Exosomes derived from adipose mesenchymal stem cells: a potential non-invasive intranasal treatment for autism

Abstract

Background & Aim Background Autism spectrum disorders (ASD) are neurodevelopmental disorders characterized by three core symptoms that include social interaction deficits, cognitive inflexibility, and communication disorders. They have been steadily increasing in children over the past several years, with no effective treatment. 2% of all ASD patients, are suffering from a disorder caused by a mutation in shank3 gene. Shank3 is an important synaptic protein, disruption of this gene directly leads to cognitive and motor impairments. During the recent decade, exosomes that derived from mesenchymal stem cells (MSC-exo) have been spotlighted as a promising therapeutic target for various clinical indications, including neurological disorders. Objective In order to develop treatment of adipose derived MSC-exo towards clinical trials, we preformed preclinical dose response studies, biodistribution, and intranasal vs intravenous studies. Repeated administration studies were also tested. Here we present results from three different autistic mice models. BTBR model as a multifactorial mice model of autism, and two different Shank3 mutated mice models.
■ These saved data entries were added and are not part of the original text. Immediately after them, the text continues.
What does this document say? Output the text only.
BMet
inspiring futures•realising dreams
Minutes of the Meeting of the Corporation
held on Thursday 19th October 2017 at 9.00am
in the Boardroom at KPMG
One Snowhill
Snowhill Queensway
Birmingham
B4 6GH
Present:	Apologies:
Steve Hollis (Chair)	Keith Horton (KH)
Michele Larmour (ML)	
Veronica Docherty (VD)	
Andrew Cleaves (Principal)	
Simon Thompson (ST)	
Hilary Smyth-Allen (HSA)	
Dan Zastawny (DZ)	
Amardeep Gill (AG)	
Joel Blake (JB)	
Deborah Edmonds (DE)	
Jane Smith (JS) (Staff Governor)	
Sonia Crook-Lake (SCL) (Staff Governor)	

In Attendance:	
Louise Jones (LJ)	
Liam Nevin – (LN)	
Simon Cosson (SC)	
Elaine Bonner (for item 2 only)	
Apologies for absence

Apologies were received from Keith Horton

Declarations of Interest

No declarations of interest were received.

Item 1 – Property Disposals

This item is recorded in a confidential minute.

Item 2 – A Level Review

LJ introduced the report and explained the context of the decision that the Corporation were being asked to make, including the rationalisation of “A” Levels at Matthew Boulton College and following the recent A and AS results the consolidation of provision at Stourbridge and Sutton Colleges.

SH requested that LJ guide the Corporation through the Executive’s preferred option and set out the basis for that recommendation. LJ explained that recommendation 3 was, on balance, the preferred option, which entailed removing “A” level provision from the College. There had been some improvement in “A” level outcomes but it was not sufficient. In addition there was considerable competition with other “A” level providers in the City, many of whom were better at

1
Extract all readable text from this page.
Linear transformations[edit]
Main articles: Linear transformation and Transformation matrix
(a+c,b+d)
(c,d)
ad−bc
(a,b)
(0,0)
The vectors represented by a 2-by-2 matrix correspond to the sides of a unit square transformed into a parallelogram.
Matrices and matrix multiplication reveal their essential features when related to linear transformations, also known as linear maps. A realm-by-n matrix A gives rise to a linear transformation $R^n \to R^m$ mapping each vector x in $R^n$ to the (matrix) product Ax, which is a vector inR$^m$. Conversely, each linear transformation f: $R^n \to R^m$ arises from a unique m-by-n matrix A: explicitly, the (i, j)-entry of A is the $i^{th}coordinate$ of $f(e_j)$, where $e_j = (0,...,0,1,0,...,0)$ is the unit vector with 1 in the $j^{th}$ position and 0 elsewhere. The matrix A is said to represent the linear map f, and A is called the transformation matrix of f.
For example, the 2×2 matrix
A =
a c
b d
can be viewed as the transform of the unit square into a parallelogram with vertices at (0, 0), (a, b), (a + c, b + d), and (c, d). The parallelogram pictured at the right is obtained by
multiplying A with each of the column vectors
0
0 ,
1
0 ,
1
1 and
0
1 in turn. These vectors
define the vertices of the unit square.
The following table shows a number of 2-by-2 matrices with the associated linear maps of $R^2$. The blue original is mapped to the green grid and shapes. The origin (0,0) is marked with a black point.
The first model is a complete deletion of exon 22 (22q13.3) and the second model is a specific insertion mutation of Guanine to 3680 position in the gene (insG3680) that leads to stop codon. Methods, Results & Conclusion Methods Exosomes were isolated using differential centrifugation protocol and characterized using the 2018MISEV guideline recommendations. Each animal received intranasal administration of 20ul containing 107 exosomes/ul. For intravenous administration, the same number of exosomes, were used, injected in 100ul. Results All three animal models showed significantly improvement in their ASD behavioral phenotypes following intranasal administration. The improvement seems to be dose dependent and was better achieved via intranasal vs intravenous administration. Biodistribution of MSC-exo showed accumulation in the brain within 72 hours, yet reduction of the signal was observed in the kidneys, heart and lungs. Conclusions Our data suggests that adipose derived MSC-exo, carry a therapeutic potential in ASD, via non-invasive intranasal administration in three different mice models. The intranasal administration is especially suitable for ASD pediatric target population. These data further emphasize our potential therapeutic strategy to reduce symptoms of autism in clinical trials.